Intermediary & Team Leader, Florence, recently used one of her Volunteering Days to introduce the intermediary role to social work apprentice students at Liverpool John Moores University.
Florence shared a range of strategies to support service users with communication needs during legal proceedings, and gained a lot of insight from a social workers’ perspective, too. Including a fresh perspective on explaining concepts surrounding Parental Responsibility and Threshold to respondents in care proceedings.
In the afternoon, the class attended a talk given by a judge at court. Florence found it very surreal to be in front of a judge with no laptop, no person to explain things to, with the opportunity just to listen. She even asked a question without saying ‘Your Honour’ first!
Here are some of the things the judge shared with the social work students, which really got Florence thinking:
- He described court as a ‘space’ not a ‘place’. Especially after COVID-19, court is a state of mind.
- He noted that court is all about the 3 Fs: Fairness, Finality, and Formality.
- He said that when a case comes to court they will be sifted, and different judges will get given them depending on complexity and seriousness. He then said more private family cases go to magistrates- which was interesting considering how surprised I’d been to be in a public family case in front of magistrates only weeks earlier!

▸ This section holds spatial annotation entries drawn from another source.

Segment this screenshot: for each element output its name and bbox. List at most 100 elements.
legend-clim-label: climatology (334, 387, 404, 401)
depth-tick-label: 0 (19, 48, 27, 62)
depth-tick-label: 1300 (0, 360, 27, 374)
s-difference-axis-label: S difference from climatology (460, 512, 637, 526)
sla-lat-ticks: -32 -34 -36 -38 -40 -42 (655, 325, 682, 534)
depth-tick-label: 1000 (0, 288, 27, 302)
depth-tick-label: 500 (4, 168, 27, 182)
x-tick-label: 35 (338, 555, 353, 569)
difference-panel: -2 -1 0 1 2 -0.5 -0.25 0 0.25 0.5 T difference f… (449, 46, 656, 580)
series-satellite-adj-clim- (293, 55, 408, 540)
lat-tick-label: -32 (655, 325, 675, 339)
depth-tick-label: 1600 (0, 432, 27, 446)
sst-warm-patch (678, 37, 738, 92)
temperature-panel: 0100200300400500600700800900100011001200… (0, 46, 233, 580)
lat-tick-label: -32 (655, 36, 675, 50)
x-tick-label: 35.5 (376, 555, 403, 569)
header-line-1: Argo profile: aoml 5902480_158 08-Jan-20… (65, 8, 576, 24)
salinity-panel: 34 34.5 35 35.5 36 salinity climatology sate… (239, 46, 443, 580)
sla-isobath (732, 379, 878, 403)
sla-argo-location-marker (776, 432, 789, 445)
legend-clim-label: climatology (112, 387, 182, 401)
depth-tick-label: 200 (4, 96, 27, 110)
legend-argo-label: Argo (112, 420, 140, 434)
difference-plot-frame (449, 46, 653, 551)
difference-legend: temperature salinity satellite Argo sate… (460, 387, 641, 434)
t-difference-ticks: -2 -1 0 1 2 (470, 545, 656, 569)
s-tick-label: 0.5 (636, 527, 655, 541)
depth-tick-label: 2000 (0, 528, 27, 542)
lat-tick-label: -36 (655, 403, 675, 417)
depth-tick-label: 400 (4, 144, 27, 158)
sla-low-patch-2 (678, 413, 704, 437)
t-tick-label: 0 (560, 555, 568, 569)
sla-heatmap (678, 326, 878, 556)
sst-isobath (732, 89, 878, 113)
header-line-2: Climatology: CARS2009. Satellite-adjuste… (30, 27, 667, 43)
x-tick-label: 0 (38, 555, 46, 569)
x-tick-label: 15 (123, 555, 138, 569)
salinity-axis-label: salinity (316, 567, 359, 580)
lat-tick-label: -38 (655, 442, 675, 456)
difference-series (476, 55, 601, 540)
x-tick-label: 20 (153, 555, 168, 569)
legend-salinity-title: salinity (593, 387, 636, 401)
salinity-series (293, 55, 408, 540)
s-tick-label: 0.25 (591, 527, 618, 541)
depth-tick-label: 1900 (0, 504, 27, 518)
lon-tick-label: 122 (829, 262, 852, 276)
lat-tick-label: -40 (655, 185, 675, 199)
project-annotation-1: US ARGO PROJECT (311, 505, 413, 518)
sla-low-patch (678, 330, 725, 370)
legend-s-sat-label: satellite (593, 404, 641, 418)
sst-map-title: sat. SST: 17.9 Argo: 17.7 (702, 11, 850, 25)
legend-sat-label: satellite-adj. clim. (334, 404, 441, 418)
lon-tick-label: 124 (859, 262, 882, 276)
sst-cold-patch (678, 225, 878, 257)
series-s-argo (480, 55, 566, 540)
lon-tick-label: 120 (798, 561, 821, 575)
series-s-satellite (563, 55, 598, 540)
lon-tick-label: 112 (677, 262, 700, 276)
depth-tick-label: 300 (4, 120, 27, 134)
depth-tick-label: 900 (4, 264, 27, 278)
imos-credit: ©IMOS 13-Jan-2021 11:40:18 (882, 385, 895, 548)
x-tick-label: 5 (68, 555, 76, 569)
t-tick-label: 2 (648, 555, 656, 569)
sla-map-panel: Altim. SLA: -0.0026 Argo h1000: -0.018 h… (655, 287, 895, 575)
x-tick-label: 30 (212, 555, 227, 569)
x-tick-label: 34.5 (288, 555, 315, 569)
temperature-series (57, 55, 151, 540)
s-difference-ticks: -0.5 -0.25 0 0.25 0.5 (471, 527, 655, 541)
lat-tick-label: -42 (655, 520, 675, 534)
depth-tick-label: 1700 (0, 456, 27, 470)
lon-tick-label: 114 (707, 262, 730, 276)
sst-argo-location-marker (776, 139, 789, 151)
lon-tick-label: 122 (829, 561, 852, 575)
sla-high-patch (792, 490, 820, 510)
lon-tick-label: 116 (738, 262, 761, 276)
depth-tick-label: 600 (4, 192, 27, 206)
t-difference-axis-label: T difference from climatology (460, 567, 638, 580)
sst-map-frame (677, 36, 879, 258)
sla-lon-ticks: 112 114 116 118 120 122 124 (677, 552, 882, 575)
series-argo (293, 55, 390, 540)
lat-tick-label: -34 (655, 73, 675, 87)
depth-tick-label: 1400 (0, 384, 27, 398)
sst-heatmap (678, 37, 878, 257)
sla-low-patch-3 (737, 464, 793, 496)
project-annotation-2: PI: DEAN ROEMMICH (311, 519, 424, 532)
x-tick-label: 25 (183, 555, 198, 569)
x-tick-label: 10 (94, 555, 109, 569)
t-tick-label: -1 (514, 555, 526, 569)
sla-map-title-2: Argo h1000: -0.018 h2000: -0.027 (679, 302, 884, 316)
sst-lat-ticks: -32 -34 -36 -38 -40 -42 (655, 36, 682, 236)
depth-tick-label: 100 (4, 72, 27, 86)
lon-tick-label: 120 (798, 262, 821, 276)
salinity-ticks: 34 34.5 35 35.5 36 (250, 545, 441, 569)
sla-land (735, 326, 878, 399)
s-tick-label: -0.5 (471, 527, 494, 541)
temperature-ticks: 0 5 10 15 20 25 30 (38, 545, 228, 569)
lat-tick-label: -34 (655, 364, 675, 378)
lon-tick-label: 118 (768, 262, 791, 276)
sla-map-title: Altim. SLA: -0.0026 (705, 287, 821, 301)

- He told the students to consider the positives and negatives and give credit where it’s due e.g., he’d take a social worker’s recommendations more seriously if they could also talk about the good points, like contact.
- In the morning I’d told the students that the threshold was the list of ‘worries’. In the afternoon the judge said it was ‘allegations’. I’d never really thought before about how we might protect our service users from the word ‘allegations’.
- The judge talked about the times in court when he gets to officially adopt someone into a new family. Sadly, we only ever get to see the hearings where parents find out these orders would be made, I don’t often think about those lovely days where the children get to start a new life.